Hyland, who wore a yellow Boston Athletic Association crop top during the Olympic Marathon Trials, initially considered donning a long sleeve shirt, like Philbrook. She didn’t realize the impact that displaying her pregnant stomach would have.

“I didn’t think about it beforehand. Am I comfortable with my body being out there?, but I think seeing how overwhelmingly positive the impact was and the reactions, makes me proud that I did that,” Hyland said. 

Though they are honored to serve as inspiration that running during pregnancy is possible, more importantly they want women to do what is right for their bodies. 

“It really felt like a privilege to line up,” Hyland said. “Motherhood often means sacrificing careers, passions, and hobbies, but it was just a show of strength and perseverance that even though you are sacrificing certain things, you don’t have to stand on the sidelines.” 

They also understand that pregnancy can be an emotional topic for women. “It’s important to acknowledge that it might be hard for other women to see [us], because you never know what is going on with them,” Hyland said.

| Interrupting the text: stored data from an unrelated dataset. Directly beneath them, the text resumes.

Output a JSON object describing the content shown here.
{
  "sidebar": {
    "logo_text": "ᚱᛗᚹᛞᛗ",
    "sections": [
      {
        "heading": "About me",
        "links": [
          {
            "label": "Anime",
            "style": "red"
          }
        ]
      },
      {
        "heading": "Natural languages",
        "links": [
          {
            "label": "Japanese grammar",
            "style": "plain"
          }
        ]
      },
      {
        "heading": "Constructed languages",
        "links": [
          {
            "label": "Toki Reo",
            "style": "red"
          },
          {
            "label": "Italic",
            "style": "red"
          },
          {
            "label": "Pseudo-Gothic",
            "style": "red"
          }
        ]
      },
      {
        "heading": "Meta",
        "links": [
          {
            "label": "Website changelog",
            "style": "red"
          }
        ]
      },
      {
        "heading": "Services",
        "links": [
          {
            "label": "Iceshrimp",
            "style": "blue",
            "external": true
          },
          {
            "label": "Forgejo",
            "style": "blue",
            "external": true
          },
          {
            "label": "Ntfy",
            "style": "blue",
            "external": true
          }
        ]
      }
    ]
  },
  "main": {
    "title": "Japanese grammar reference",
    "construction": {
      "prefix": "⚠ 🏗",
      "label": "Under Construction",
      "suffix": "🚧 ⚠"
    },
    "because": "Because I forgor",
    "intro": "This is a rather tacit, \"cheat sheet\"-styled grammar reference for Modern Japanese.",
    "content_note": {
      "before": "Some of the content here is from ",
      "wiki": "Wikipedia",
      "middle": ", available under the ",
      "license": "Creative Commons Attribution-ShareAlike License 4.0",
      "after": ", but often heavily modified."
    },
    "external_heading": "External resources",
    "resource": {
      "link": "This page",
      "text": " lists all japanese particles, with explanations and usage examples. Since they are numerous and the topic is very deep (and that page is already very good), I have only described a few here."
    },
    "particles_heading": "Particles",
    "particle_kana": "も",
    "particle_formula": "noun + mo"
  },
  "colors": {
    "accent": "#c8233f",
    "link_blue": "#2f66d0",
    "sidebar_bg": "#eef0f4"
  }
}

After experiencing some complications early on in her pregnancy, being able to run in the Trials, toward the end of pregnancy, was even more special for Philbrook. Running has already served as a bonding experience for the mother-to-be and her daughter. Logging many of her miles solo, she dedicates her runs to her daughter, thinking about who she will be–hopefully a runner.

“I love the idea of being able to bring her back to the Trials in 2024,” Philbrook said. “To be like ‘You were in this race four years ago’ and have her be a part of it again, in the kids’ race.” 

Hyland hopes to join her former teammate in 2024. Though she’ll be 37 at the next Trials, she doesn’t view her age or motherhood as a barrier.

“When you see all of the examples of women who are coming back after having kids and all the different things that they are balancing, it’s pretty hard not to imagine yourself back four years from now,” she said.